We'll bring you more on this game and the rest of the NFC North later today. But first, let's continue our morning roundup:
- David Haugh of the Chicago Tribune tells the story of Bears defensive back Zackary Bowman, who had a touchdown and interception in his first NFL game. Bowman spent his formative years in Alaska.
- Green Bay tailback Ryan Grant is slowly rounding into shape, writes Tom Pelissero of the Green Bay Press-Gazette. "We're moving on the right track," Grant said. "I don't feel like I'm doing what I've been doing and what I need to be doing. So, I don't want to say it's back yet because I'm not performing at the level that I need to be.
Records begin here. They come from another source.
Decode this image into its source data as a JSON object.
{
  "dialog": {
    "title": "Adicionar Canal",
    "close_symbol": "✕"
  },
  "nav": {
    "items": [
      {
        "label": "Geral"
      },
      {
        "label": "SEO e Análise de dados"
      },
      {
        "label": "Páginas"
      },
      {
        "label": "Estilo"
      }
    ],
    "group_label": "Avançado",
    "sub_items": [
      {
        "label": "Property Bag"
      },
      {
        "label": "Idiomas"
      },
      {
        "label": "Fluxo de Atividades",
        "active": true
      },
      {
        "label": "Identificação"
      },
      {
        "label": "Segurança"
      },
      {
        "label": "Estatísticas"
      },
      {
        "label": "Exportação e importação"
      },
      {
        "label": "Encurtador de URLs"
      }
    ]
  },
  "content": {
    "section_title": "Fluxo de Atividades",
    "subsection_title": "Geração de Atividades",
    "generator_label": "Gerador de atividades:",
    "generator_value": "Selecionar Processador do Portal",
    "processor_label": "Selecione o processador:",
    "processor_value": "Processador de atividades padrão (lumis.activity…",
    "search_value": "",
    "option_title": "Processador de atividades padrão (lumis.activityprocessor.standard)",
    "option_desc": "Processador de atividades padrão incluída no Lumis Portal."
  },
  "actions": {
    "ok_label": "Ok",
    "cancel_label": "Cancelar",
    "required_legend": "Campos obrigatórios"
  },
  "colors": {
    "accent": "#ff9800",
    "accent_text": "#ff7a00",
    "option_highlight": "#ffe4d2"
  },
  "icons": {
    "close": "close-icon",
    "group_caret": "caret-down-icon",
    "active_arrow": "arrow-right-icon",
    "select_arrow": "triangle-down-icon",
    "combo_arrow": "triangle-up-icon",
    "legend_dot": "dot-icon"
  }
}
But we're getting better, and I'm going to get better."
- All things considered, the Packers' 34-14 victory over Indianapolis was everything they could have hoped for, writes Jason Wilde of the Wisconsin State Journal. "That's what it looks like right there," coach Mike McCarthy said. "It's the way you want to go into the bye."
- Detroit receiver Calvin Johnson had the two longest catches of his career, a 96-yard touchdown and a 58-yard "Hail Mary" reception to end the first half of a 28-21 loss at Houston. But as Tom Kowalski of Mlive.com writes, the postgame question was why the Lions didn't throw his way more.
- Michael Rosenberg of the Detroit Free Press has some fun with years of Lions incompetence.